Reboulia: features, anatomy, morphology etc.
Reboulia: features, anatomy, morphology etc.Reboulia: features, anatomy, morphology etc.
Reboulia: features, anatomy, morphology etc.
Silpa
 
LUNULARIA -features, morphology, anatomy ,reproduction etc.
LUNULARIA -features, morphology, anatomy ,reproduction etc.LUNULARIA -features, morphology, anatomy ,reproduction etc.
LUNULARIA -features, morphology, anatomy ,reproduction etc.
Silpa
 
Phenolics: types, biosynthesis and functions.
Phenolics: types, biosynthesis and functions.Phenolics: types, biosynthesis and functions.
Phenolics: types, biosynthesis and functions.
Silpa
 
Module for Grade 9 for Asynchronous/Distance learning
Module for Grade 9 for Asynchronous/Distance learningModule for Grade 9 for Asynchronous/Distance learning
Module for Grade 9 for Asynchronous/Distance learning
levieagacer
 
The Mariana Trench remarkable geological features on Earth.pptx
The Mariana Trench remarkable geological features on Earth.pptxThe Mariana Trench remarkable geological features on Earth.pptx
The Mariana Trench remarkable geological features on Earth.pptx
seri bangash
 

Recently uploaded (20)

Gwalior ❤CALL GIRL 84099*07087 ❤CALL GIRLS IN Gwalior ESCORT SERVICE❤CALL GIRL
Gwalior ❤CALL GIRL 84099*07087 ❤CALL GIRLS IN Gwalior ESCORT SERVICE❤CALL GIRLGwalior ❤CALL GIRL 84099*07087 ❤CALL GIRLS IN Gwalior ESCORT SERVICE❤CALL GIRL
Gwalior ❤CALL GIRL 84099*07087 ❤CALL GIRLS IN Gwalior ESCORT SERVICE❤CALL GIRL
 
Digital Dentistry.Digital Dentistryvv.pptx
Digital Dentistry.Digital Dentistryvv.pptxDigital Dentistry.Digital Dentistryvv.pptx
Digital Dentistry.Digital Dentistryvv.pptx
 
Clean In Place(CIP).pptx .
Clean In Place(CIP).pptx                 .Clean In Place(CIP).pptx                 .
Clean In Place(CIP).pptx .
 
Role of AI in seed science Predictive modelling and Beyond.pptx
Role of AI in seed science  Predictive modelling and  Beyond.pptxRole of AI in seed science  Predictive modelling and  Beyond.pptx
Role of AI in seed science Predictive modelling and Beyond.pptx
 
Genetics and epigenetics of ADHD and comorbid conditions
Genetics and epigenetics of ADHD and comorbid conditionsGenetics and epigenetics of ADHD and comorbid conditions
Genetics and epigenetics of ADHD and comorbid conditions
 
GBSN - Biochemistry (Unit 2) Basic concept of organic chemistry
GBSN - Biochemistry (Unit 2) Basic concept of organic chemistry GBSN - Biochemistry (Unit 2) Basic concept of organic chemistry
GBSN - Biochemistry (Unit 2) Basic concept of organic chemistry
 
+971581248768>> SAFE AND ORIGINAL ABORTION PILLS FOR SALE IN DUBAI AND ABUDHA...

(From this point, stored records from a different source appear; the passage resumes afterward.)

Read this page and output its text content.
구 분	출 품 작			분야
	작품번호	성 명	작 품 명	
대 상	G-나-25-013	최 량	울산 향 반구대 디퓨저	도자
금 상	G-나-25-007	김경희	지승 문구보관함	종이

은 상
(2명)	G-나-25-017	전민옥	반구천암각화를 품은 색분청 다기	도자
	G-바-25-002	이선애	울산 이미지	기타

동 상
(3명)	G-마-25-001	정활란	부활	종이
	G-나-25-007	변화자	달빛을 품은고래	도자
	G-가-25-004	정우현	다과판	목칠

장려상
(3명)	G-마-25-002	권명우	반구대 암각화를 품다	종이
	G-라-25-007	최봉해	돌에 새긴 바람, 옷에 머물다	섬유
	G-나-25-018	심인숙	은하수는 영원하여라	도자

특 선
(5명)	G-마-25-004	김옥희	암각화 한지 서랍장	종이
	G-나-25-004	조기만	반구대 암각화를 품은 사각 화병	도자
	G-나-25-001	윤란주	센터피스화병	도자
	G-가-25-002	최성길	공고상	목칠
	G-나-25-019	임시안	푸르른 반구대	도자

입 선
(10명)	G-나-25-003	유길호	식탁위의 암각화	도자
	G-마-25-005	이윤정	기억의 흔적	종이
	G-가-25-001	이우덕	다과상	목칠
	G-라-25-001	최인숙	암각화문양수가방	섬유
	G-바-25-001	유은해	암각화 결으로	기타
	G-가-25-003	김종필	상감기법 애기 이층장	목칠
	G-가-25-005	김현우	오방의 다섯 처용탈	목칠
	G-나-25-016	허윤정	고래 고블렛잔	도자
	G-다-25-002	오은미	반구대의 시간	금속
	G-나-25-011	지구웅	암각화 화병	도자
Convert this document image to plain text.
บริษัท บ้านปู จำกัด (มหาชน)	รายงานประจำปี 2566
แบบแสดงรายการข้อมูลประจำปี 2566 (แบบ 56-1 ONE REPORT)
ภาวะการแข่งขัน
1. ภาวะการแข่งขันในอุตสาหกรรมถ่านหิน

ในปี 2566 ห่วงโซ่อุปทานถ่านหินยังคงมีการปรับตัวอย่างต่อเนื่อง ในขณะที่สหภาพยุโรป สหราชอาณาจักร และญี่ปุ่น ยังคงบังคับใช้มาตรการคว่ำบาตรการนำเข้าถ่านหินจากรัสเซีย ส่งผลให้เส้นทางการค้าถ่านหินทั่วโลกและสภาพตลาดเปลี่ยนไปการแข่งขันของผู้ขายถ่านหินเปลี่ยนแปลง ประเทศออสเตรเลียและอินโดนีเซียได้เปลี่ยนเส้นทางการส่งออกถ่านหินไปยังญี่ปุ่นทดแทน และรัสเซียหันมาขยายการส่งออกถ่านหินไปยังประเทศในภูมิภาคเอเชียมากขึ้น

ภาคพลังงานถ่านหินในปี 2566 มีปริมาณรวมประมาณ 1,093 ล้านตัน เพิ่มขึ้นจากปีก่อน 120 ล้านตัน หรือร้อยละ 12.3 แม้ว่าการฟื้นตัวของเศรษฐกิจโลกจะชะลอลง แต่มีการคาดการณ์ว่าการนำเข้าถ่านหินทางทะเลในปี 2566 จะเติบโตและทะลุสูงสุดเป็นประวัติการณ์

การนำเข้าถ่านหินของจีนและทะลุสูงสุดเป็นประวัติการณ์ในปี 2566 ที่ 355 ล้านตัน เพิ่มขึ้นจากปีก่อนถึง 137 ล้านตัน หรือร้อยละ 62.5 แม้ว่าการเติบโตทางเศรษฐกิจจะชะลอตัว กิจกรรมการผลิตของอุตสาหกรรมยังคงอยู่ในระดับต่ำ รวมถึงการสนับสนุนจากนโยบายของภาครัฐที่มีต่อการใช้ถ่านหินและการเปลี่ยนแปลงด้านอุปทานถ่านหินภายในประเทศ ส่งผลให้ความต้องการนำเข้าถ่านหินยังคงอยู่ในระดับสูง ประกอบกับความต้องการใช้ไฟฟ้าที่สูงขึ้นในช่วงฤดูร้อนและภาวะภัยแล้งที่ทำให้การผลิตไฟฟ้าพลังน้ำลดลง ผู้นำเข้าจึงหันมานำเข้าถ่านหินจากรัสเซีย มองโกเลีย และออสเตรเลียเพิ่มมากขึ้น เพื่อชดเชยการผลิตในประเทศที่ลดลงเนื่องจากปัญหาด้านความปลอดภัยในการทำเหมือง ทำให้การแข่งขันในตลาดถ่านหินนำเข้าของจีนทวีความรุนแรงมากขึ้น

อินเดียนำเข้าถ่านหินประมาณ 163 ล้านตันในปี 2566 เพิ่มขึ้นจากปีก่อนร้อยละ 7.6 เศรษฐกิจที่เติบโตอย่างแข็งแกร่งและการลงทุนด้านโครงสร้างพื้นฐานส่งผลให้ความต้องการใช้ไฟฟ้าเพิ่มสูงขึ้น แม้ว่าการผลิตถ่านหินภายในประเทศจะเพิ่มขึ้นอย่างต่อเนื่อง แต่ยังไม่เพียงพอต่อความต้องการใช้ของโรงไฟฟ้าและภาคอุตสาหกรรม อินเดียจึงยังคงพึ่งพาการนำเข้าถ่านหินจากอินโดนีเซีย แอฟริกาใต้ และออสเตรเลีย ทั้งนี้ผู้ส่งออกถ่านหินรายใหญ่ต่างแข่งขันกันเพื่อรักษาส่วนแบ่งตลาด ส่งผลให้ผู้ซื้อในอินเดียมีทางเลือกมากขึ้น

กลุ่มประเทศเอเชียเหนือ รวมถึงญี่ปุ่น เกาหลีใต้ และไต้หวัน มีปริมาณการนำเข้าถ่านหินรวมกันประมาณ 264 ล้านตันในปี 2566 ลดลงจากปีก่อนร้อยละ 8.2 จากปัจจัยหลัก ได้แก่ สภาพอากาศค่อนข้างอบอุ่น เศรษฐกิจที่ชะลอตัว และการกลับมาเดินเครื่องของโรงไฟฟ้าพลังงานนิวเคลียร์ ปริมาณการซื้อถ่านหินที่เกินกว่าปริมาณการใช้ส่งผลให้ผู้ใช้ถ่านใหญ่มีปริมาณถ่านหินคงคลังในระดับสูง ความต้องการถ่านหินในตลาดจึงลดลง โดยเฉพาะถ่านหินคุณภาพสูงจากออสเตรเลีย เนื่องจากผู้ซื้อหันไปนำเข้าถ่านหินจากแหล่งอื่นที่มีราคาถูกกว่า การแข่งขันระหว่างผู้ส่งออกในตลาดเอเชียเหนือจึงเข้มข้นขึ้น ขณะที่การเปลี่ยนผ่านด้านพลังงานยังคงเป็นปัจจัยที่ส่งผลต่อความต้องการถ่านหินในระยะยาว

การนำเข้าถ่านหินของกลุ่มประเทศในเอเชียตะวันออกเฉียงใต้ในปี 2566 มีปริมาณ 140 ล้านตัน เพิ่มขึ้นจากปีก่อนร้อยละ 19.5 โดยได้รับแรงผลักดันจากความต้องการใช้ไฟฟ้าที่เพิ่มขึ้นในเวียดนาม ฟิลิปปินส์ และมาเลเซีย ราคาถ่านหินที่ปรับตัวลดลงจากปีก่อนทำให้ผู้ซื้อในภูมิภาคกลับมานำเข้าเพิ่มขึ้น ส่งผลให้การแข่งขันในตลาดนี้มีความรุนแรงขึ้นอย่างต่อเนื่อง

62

+971581248768>> SAFE AND ORIGINAL ABORTION PILLS FOR SALE IN DUBAI AND ABUDHA...+971581248768>> SAFE AND ORIGINAL ABORTION PILLS FOR SALE IN DUBAI AND ABUDHA...
+971581248768>> SAFE AND ORIGINAL ABORTION PILLS FOR SALE IN DUBAI AND ABUDHA...
 
300003-World Science Day For Peace And Development.pptx
300003-World Science Day For Peace And Development.pptx300003-World Science Day For Peace And Development.pptx
300003-World Science Day For Peace And Development.pptx
 
Atp synthase , Atp synthase complex 1 to 4.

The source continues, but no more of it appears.